Thursday, August 14, 2014

Questions drive results!

Questions encourage reading. Questions guide and improve comprehension. I don’t mean the questions written by textbook authors or asked by teachers and discussion leaders. I mean the questions readers ask themselves – before, during, and after reading. As a good reader, you already use questioning as a tool for reading.

Readers who intentionally ask questions before they read establish purposes for reading. In other words, by asking questions these readers connect the text with their personal knowledge (second-hand information, such as things they’ve read, watched, or seen) and personal experience (things they’ve experienced first-hand). These questions engage these readers with the text, providing motivation for and focus on the content of the text.

Questions during reading are equally important but serve different purposes. By asking who, what, why, when, how, and where questions during reading, readers self-diagnosis their comprehension problems. Starting questions with “I wonder” helps these readers focus on and figure out confusing parts and then fill in missing information.

Good readers, once they understand the literal meaning of the text, then move beyond the literal meaning to infer new meanings. Inferences, ideas not stated directly in texts, are derived from combining readers’ knowledge and experiences with ideas and conceptual thoughts planted by authors. The process of and products from inferential thinking lead to new meanings or possibilities, helping good readers make deeper connections between the content and their lives.

Question asking doesn’t stop when the texts end. Well-written, thought-provoking texts leave readers thinking about and connecting with worlds outside of the texts, creating deeper analyses of texts and exploring new meanings and ideas. The end questions, therefore, are really just the beginning questions along a spectrum of ideas.

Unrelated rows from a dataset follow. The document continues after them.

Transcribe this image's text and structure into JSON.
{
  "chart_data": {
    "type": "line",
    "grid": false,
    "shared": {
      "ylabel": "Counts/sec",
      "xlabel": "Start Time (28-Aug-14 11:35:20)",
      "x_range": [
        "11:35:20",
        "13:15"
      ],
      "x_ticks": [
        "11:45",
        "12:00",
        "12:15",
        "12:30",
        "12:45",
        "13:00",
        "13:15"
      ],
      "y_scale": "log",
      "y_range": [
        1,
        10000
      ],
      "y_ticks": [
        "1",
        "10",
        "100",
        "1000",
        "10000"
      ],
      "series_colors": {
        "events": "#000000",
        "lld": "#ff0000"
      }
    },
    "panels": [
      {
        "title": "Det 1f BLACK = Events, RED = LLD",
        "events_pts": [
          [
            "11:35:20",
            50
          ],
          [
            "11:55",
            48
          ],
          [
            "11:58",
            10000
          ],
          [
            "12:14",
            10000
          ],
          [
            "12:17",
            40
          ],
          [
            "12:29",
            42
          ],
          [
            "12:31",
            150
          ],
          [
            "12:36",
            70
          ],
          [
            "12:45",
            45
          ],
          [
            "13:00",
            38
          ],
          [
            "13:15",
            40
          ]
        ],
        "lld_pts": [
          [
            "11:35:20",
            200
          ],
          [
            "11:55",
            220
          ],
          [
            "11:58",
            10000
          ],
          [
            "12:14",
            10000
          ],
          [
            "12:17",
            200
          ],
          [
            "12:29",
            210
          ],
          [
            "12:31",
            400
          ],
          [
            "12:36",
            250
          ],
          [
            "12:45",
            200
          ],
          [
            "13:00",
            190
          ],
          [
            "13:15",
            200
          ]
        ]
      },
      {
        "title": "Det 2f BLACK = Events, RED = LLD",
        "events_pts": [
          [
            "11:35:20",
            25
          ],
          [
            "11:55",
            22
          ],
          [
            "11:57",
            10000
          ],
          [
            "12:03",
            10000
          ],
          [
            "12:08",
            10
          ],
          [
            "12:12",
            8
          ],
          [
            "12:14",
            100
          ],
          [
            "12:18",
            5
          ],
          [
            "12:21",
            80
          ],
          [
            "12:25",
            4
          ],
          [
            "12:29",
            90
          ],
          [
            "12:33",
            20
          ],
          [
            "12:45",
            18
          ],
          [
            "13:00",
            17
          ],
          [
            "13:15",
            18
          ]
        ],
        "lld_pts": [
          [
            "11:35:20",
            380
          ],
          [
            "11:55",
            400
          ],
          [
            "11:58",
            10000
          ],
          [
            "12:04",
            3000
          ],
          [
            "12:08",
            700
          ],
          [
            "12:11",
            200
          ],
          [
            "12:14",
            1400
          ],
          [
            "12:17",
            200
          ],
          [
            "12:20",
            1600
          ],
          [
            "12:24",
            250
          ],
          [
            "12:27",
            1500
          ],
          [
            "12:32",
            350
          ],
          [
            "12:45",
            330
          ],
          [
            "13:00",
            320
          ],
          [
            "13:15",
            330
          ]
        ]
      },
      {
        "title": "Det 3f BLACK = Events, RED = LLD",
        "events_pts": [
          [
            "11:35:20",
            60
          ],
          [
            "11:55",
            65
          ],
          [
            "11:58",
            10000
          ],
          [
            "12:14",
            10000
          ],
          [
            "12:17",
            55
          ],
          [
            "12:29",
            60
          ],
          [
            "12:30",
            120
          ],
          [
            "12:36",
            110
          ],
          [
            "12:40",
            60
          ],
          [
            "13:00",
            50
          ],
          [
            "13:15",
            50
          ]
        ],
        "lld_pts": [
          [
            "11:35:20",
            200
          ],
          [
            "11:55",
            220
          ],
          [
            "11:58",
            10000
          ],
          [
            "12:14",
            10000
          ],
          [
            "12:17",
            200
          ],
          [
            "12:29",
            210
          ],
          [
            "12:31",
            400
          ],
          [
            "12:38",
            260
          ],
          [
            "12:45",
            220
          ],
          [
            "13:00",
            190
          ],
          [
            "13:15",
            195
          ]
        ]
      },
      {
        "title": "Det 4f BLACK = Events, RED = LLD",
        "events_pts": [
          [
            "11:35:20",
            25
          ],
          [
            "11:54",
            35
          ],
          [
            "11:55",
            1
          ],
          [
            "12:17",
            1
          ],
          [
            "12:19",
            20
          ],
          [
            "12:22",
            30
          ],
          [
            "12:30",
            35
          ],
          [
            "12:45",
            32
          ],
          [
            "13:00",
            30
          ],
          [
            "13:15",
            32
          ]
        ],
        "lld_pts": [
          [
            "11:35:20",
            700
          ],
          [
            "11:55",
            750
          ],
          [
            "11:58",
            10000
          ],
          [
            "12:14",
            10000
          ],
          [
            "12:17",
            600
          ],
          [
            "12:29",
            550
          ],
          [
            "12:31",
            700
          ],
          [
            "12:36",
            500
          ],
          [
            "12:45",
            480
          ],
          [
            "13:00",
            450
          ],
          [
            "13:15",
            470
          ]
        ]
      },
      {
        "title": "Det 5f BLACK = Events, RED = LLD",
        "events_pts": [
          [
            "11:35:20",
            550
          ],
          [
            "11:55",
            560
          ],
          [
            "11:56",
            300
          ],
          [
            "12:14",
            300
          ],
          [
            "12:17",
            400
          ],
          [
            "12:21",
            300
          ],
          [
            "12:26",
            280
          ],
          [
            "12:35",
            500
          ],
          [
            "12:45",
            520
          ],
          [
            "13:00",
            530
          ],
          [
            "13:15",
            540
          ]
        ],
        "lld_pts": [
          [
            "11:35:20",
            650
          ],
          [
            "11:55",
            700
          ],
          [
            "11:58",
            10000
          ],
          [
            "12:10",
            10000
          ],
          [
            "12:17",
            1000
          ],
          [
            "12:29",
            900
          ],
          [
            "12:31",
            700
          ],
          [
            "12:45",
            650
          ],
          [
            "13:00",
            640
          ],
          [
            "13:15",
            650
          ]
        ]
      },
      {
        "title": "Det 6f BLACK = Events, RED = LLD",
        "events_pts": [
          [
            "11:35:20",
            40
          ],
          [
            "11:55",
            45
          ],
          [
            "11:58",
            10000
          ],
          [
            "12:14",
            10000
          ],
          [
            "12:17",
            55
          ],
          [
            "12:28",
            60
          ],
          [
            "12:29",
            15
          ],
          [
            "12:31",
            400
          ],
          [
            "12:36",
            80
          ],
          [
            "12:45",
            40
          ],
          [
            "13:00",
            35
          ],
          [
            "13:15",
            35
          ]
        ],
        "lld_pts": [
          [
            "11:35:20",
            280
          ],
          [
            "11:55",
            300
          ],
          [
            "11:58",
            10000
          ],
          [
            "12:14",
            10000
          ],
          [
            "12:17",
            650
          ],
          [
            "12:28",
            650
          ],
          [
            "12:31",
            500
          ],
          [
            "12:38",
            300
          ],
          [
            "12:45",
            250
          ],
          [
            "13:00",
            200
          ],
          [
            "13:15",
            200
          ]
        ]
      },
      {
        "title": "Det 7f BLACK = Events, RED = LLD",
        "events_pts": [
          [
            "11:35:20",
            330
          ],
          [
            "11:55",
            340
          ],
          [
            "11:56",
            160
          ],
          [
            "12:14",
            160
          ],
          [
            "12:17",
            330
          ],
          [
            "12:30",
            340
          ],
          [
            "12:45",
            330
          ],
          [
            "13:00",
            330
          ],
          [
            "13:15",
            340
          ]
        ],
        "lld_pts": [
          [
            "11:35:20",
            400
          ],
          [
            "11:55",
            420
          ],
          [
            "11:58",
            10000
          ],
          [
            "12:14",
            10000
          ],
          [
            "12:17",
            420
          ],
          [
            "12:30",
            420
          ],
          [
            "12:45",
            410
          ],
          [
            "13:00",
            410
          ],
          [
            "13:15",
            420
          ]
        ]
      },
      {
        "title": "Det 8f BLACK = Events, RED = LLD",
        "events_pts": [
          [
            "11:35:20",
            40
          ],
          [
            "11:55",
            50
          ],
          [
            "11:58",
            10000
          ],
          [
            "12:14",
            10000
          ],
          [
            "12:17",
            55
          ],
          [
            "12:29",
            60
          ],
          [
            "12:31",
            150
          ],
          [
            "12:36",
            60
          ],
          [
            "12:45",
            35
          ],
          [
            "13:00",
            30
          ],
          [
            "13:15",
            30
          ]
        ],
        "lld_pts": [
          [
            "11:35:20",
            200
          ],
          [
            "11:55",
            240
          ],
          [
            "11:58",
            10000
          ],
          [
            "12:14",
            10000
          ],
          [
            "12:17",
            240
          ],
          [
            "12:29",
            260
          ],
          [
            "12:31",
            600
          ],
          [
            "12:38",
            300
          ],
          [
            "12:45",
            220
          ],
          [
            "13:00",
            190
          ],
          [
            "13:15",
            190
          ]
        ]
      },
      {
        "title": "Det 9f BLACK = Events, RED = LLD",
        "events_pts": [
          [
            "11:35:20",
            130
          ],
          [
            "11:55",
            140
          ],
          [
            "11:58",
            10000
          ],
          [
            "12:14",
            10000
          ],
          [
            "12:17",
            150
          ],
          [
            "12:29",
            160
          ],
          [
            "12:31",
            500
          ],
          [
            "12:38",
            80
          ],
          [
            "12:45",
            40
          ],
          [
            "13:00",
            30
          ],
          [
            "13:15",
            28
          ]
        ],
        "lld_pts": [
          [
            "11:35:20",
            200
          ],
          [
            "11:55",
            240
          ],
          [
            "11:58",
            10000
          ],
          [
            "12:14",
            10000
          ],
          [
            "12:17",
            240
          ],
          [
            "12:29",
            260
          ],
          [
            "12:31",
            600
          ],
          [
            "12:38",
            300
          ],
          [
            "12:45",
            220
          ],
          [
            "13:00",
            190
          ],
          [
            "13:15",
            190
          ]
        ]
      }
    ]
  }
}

You see, readers are in charge of what they take away from and give to the texts they read. Questions drive readers’ results. Readers determine their level of engagement with texts by the questions they ask – before, during, and after reading. Questions help good readers in many ways, such as to set purposes, focus thoughts, clarify misunderstandings, infer meanings, and explore new ideas.


When good readers engage with text, they automatically ask questions, without thinking. Poor readers however don’t know about this simple, yet rather complicated technique. Poor readers need our assistance in developing questions as a tool for guiding and improving their comprehension. What are you doing to help your learner develop questioning as a tool for comprehending text?